During two decades serving on more than 25 public boards, I’ve seen significant change to the way CEOs and boards engage and interact. When I first joined Lucent’s board about 20 years ago, board service was already evolving from a primarily oversight role to one of greater engagement and shareholder representation.
Still, even then, the board’s role was far more a “rubber stamping” of whatever CEO and the management team presented. Meetings were more formal—in fact, the experience sometimes felt like “death by PowerPoint.”
All of that changed in 2001 in the wake of two catastrophic governance failures: Enron and WorldCom. Afterward, board composition and practices came under scrutiny and holding an executive session of independent directors became a best practice. This, in turn, created a venue for boards to work more cohesively as a team in assessing the opportunities and challenges, competitive dynamics and changes that a company faces.
Participating in these more detailed discussions led to directors having a more intimate understanding of the company’s strategy—due to the emerging practice of the annual multi-day strategy session—and greater engagement with its CEO and management. That relationship has continued to evolve. CEOs and boards have begun to speak more frequently and those discussions are more fulsome, with board members often serving as sounding boards or consiglieres on a company’s strategic direction or to address an emerging issue or change impacting the business.
“CEOS TODAY ARE RECEPTIVE TO THIS HIGHER LEVEL OF BOARD ENGAGEMENT, AS LONG AS BOARD MEMBERS REMEMBER THAT THEY ARE RESPONSIBLE FOR OVERSIGHT, NOT OPERATION OF THE COMPANY.”
For example, in the last five years, the need to adopt technology not only in back office ERP systems but throughout companies has caused CEOs to look to their boards for strategic insight on digital transformation.
More boardroom discussions center around the use of innovations like mobile enablement, social media, data analytics and artificial intelligence to streamline operations, enhance the customer experience and transform business models.
The most recent and current catalyst for change in the role of board members has been the rise in shareholder activism.
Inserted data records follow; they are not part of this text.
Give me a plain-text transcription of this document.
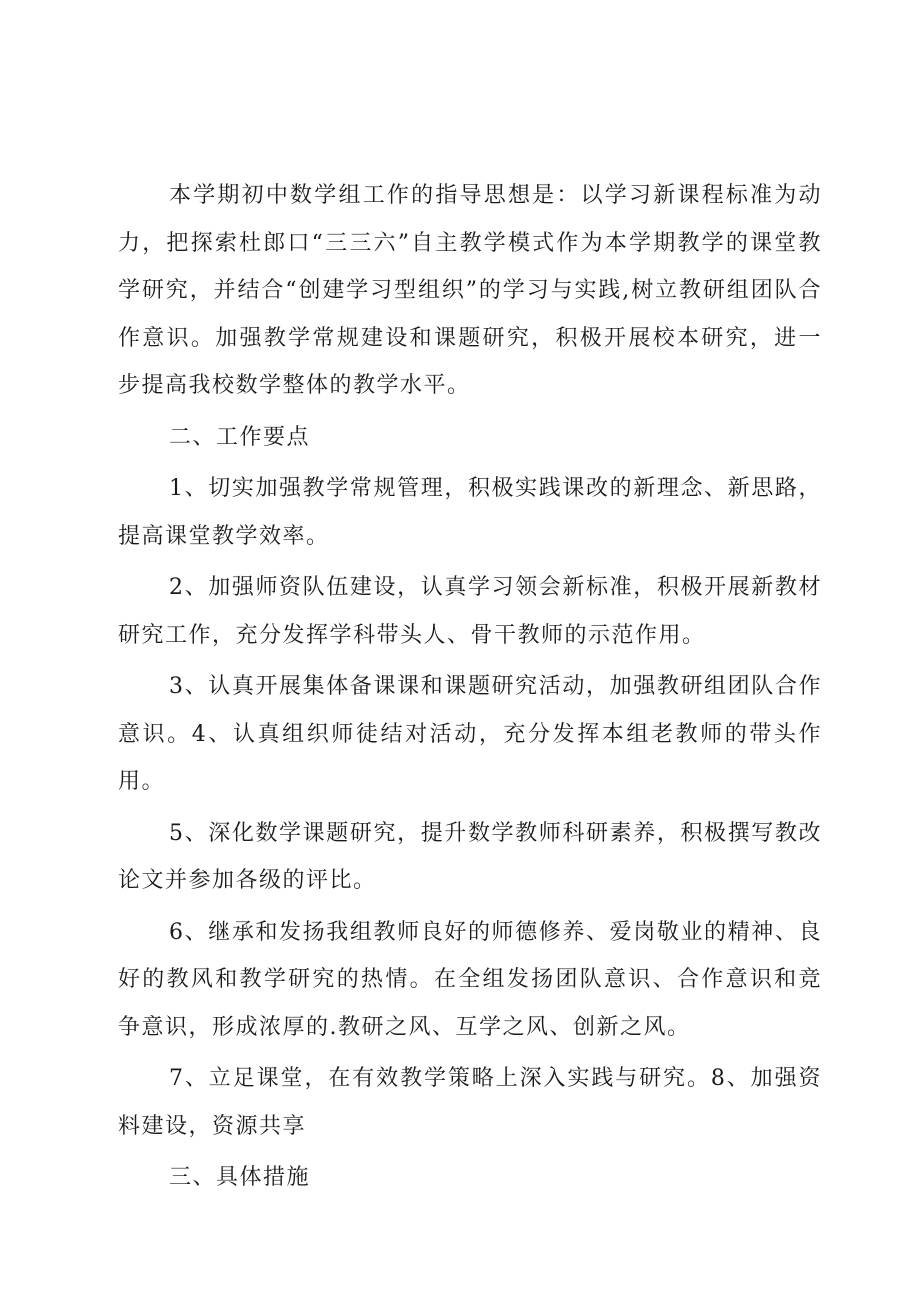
本学期初中数学组工作的指导思想是：以学习新课程标准为动力，把探索杜郎口“三三六”自主教学模式作为本学期教学的课堂教学研究，并结合“创建学习型组织”的学习与实践,树立教研组团队合作意识。加强教学常规建设和课题研究，积极开展校本研究，进一步提高我校数学整体的教学水平。

二、工作要点

1、切实加强教学常规管理，积极实践课改的新理念、新思路，提高课堂教学效率。

2、加强师资队伍建设，认真学习领会新标准，积极开展新教材研究工作，充分发挥学科带头人、骨干教师的示范作用。

3、认真开展集体备课课和课题研究活动，加强教研组团队合作意识。4、认真组织师徒结对活动，充分发挥本组老教师的带头作用。

5、深化数学课题研究，提升数学教师科研素养，积极撰写教改论文并参加各级的评比。

6、继承和发扬我组教师良好的师德修养、爱岗敬业的精神、良好的教风和教学研究的热情。在全组发扬团队意识、合作意识和竞争意识，形成浓厚的.教研之风、互学之风、创新之风。

7、立足课堂，在有效教学策略上深入实践与研究。8、加强资料建设，资源共享

三、具体措施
Over the past few years, CEOs and management have begun an exercise of an outside-in review of their company to assess how an activist investor might view their business. Decision-making has sped up as CEOs try to tune up their business performance to unlock short- and long-term value before an activist knocks on their door.
As CEOs have grown to value their boards as a competitive asset rather than simply as a necessary mechanism for operational oversight, board service has become far more demanding. As lead director at Home Depot Supply, I am in touch with my CEO one to two times a week. At Volvo, where I serve on the product and strategy committee, the CEO and I are in touch every three weeks and meet for one-on-one time once a quarter in addition to our board meetings.
While board service now consumes considerably more time, I believe companies, shareholders and CEOs all benefit from it. My experience is that CEOs today are receptive to this higher level of board engagement, as long as board members remember a defining element of their role—that they are responsible for the oversight, not operation of the company. Boards are there to oversee, not overstep. The result has been a positive change in the overall way CEOs engage with their boards, as well as a more rewarding experience for directors.